Он вошел. Они остались одни. Долгое время они молчали. Крики чаек, плеск весел — доносились до них приглушенно, будто из другого мира. Михримах смотрела на мужа, и в ее душе не было ни торжества (ибо она никогда не испытывала к нему страстной любви, их брак был союзом политическим и уважительным), ни даже острой жалости. Было странное любопытство, смешанное с горечью узнавания. Перед ней был еще один человек, сраженный невидимым врагом, поверженный с высоты. Если Хюррем была низвергнута собственным телом, то Рустем — телом политическим, государственным организмом, частью которого он был и который внезапно отторг его, как отторгает живое тело инородную занозу.
Он заговорил первым, не оправдываясь, не жалуясь на несправедливость. Слушая его, Михримах думала о том, как причудливо сплелись их судьбы. Она, дочь султана, пережившая смерть двух братьев; он, зять султана, лишенный власти по воле тех же темных сил, что погубили Мустафу. Оба они теперь были изгнанниками, хотя и жили в роскошном дворце. Изгнанниками из мира прежних смыслов, прежних уверенностей. Мир этот раскололся в день казни Мустафы, и они оказались по ту сторону трещины.
Рустем закончил свой бесстрастный рассказ и умолк, уставившись на узор персидского ковра под ногами. В его позе читалась не просто усталость, а опустошенность. Визирь, лишенный своей Визирата, был подобен мечу, вынутому из ножен и брошенному в угол: его суть, его предназначение были утрачены.
— Что теперь? — спросила наконец Михримах, и ее собственный голос прозвучал в тишине павильона чуждо и громко.
Он медленно поднял на нее глаза.
— Ждать, — ответил он. — Ждать, пока гнев янычар окончательно уляжется.
С тех пор Рустем-паша поселился в отдельном флигеле дворца. Он жил тихо, почти как отшельник. Редко выходил в сад, почти ни с кем не общался. Целыми днями он мог сидеть в своей комнате, глядя в окно на проходящие корабли, или перечитывать старые бумаги, свитки, письма. Иногда Михримах навещала его. Их беседы были кратки и формальны.
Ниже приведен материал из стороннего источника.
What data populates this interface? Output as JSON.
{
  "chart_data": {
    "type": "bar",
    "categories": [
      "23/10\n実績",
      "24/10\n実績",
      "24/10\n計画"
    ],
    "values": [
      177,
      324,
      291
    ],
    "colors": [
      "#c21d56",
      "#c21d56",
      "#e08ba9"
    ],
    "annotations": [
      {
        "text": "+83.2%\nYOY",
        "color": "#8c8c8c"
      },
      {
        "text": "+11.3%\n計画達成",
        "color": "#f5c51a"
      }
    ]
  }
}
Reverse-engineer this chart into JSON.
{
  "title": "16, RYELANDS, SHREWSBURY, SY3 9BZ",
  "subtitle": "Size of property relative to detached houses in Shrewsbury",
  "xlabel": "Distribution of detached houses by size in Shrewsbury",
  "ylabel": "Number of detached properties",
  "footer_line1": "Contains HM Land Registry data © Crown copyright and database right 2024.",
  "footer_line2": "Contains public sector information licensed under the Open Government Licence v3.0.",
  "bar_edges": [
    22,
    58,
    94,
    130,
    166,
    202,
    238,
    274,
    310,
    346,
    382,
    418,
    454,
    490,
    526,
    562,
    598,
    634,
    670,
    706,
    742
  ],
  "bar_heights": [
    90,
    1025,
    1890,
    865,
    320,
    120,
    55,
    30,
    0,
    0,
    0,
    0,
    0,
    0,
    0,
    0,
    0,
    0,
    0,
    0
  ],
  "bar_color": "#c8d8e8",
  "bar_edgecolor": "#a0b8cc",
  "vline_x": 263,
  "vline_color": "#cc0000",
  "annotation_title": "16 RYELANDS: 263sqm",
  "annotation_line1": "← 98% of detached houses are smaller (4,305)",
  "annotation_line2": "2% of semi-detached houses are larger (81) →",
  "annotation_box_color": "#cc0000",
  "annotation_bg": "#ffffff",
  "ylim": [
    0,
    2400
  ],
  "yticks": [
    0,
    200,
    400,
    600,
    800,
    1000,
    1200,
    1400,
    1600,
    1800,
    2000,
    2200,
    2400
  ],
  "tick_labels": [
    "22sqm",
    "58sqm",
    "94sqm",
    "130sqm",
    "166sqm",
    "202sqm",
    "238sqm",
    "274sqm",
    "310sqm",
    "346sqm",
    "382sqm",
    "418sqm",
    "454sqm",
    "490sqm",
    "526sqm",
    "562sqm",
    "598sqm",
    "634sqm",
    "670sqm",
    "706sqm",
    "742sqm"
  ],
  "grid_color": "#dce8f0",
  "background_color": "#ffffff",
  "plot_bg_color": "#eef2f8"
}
И вот, в этом новом укладе жизни, в этом вынужденном затворничестве и ожидании, Михримах вновь погрузилась в свои воспоминания. Но теперь они обрели новое измерение. Она думала не только об ушедших братьях, но и о живущих. Она понимала, что все они — и живые, и мертвые — стали пленниками одного и того же события, одной и той же роковой точки во времени — казни Мустафы. Это событие, подобно камню, брошенному в воду, породило круги, которые разошлись, сокрушая судьбы всех, кто был связан с ним узами крови или власти.
Она часто подходила к окну в розовом павильоне и смотрела на Босфор. Воды его никогда не оставались одинаковыми. Иногда они были спокойны и сини, как сапфир; иногда — взволнованы и серы, покрыты белыми барашками; иногда — темны и тяжелы, как расплавленный свинец под грозовым небом. И ей казалось, что в этих вечно меняющихся, но вечно повторяющихся картинах был заключен некий великий и печальный смысл. Вода уносила все: и корабли, плывущие к победам или поражениям, и тела казненных, брошенные в море, и слезы, и молитвы, и надежды. Она принимала все, ничего не сохраняя.